In the above work, all features obtained by homology mapping were utilized to train the classifiers, but not every feature has high predictive power for identification of essential genes. Therefore, ranking the features in order and filtering out the useless features played an important role in prediction [29]. We used the method of feature selection to choose appropriate feature subsets to reappraise the performance of classifiers. Based on F-score algorithm [28], we got a vector composed of 24 feature scores in descending order for an organism under test. Another feature selection method named DX score [31] was also applied to measure feature score, and the same order of features were acquired. It indicated that the features' order we obtained was reliable. Feature subsets were constructed through appending a feature one by one in accordance with the descending order, and each feature subset was utilized to train and test the model. Finally, the optimal feature subset and its predictions would be chosen on the basis of AUC score. After selecting optimal feature subsets, most of predictions have corresponding improvement. The AUC scores of 8 species were improved by more than 1%, and the average AUC score was improved around 1% among 25 species comparison with the results of using all features.
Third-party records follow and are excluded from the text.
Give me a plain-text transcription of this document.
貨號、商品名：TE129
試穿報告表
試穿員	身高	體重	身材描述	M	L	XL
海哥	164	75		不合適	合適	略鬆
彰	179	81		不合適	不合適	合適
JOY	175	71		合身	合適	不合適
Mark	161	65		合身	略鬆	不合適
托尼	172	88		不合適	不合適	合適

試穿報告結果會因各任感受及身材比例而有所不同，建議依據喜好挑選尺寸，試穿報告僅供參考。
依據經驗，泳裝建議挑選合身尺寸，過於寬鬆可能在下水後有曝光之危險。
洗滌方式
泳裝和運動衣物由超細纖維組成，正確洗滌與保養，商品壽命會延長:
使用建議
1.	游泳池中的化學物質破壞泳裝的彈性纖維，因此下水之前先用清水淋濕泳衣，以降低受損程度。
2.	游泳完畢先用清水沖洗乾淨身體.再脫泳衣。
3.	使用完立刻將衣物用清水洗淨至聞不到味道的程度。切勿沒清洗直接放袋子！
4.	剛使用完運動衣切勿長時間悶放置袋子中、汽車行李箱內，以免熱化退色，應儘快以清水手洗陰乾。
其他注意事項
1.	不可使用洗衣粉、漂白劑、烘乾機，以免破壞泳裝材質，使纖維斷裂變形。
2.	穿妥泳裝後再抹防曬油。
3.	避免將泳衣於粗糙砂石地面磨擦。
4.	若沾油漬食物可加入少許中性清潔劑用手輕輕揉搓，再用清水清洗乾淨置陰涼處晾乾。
In addition, contribution score of each feature was obtained by F-score. For each organism under test, we analyzed the correlation between feature scores and evolutionary distances through Pearson correlation analysis (Table 2). We discovered that 22 species among all presented negative correlations, in which 15 results presented significant negative correlations. That is to say the importance of features evaluated by machine learning method is consistent with the evolutionary distance between them in general.

Table 2

Correlations between evolutionary distances and feature scores for each target organism.

Organisms	Correlations	P value
ACA ^∗	−0.45204	0.0266
BAS ^∗∗	−0.37043	0.0075
BAT ^∗	−0.50001	0.0128
BUT ^∗	−0.41124	0.0459
CAC ^∗	−0.41482	0.0439
CAJ	−0.23786	0.2631
ESC ^∗	−0.50218	0.0120
ESC_PEC ^∗∗	−0.52353	0.0087
FRN	−0.39292	0.0575
MYT	−0.35883	0.0851
MYG ^∗	−0.49728	0.0134
MYP ^∗∗	−0.54766	0.0056
POG ^∗	−0.46123	0.0233
PSA ^∗∗	−0.60836	0.0016
SA14028S ^∗∗	−0.60533	0.0017
SAL	−0.28669	0.1744
SAS	−0.24910	0.2405
SAT	−0.31248	0.1371
SHO ^∗	−0.50456	0.0119
SPW ^∗∗	−0.65577	0.0005
STN315	−0.11162	0.6036
STNCTC	0.03883	0.8570
STR	0.11619	0.5887
STS	0.24868	0.2413
STT	0.19591	0.3589
VIC ^∗	−0.50718	0.0114

∗ represents that the correlation is significant at the 0.05 level; ∗∗ represents that the correlation is significant at the 0.01 level.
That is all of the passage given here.